Article image

Many Australian sharks and rays face extinction

A recent assessment of the extinction risks of Australian shark and ray species has found that, without urgent action, 39 out of the country’s 328 species are at risk of extinction. The Action Plan for Australian Sharks and Rays provides not only a benchmark from which changes in population and extinction risk can be measured, but also guidelines for their conservation.

Australia is home to over a quarter of the world’s shark species, out of which 12 percent face the risk of extinction. “While Australia’s risk is considerably lower than the global level of 37 percent, it does raise concern for the 39 Australian species assessed as having an elevated risk of extinction,” said study lead author Peter Kyne. 

According to Kyne and his colleagues, for iconic species such as the Great White Shark or the Grey Nurse Shark, there are “positive signs” that protection and management measures are working, although they still remain threatened.

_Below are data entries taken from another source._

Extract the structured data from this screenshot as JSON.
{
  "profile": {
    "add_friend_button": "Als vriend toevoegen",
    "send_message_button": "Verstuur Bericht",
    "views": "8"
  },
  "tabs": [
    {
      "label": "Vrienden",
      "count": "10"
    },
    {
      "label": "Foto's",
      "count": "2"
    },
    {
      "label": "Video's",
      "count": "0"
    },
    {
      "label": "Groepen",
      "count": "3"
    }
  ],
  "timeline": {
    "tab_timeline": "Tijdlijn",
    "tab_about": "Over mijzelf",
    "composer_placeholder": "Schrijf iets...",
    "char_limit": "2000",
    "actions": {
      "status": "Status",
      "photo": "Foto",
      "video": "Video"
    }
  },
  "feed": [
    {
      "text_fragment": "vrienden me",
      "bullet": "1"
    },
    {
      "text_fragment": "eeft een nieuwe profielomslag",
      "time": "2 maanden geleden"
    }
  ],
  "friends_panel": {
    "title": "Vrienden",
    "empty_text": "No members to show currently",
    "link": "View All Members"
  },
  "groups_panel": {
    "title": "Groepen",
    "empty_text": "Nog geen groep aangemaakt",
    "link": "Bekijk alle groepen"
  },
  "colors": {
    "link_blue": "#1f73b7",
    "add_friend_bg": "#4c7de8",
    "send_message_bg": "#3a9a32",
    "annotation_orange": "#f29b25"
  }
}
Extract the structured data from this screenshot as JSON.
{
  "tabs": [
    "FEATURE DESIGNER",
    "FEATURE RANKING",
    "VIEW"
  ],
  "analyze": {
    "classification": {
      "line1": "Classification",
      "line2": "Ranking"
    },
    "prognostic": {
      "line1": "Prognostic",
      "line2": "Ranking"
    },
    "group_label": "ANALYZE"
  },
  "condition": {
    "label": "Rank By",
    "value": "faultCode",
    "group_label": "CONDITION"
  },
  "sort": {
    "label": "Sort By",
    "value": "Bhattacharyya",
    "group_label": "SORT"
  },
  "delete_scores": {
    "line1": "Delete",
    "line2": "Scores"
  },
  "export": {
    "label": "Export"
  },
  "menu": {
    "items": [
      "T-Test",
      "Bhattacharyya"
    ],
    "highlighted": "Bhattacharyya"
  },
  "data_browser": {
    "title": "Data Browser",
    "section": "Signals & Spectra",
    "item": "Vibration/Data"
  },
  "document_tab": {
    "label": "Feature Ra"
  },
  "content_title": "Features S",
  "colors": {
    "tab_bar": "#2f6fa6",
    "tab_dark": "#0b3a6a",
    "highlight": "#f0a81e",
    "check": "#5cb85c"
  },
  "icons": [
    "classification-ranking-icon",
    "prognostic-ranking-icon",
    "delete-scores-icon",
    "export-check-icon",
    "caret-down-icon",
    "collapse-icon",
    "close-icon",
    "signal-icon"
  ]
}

In the case of other species, however, there is currently not enough effort being made to save them.

“Around Australia, many of our threatened sharks and rays are not commercially important so these are largely ‘out of sight, out of mind’, but they require protection at national, state and territory levels,” explained Kyne. 

However, the report indicates that 80 percent of the Australian shark species are not threatened. “In Australia, comprehensive fisheries management along with vast areas that are unfished or lightly fished and the marine protected area network have helped secure the status of many species,” said study co-author Michelle Heupel.

Moreover, Australia is also a refuge for 45 species that are threatened in other parts of the globe, including the Giant Guitarfish or the Spotted Eagle Ray. “But while we should celebrate the secure status of many species, we urgently need to increase our research and management efforts for Australia’s threatened sharks and rays,” concluded Kyne.

The study was funded and published by the Australian Government’s National Environmental Science Program Marine Biodiversity Hub.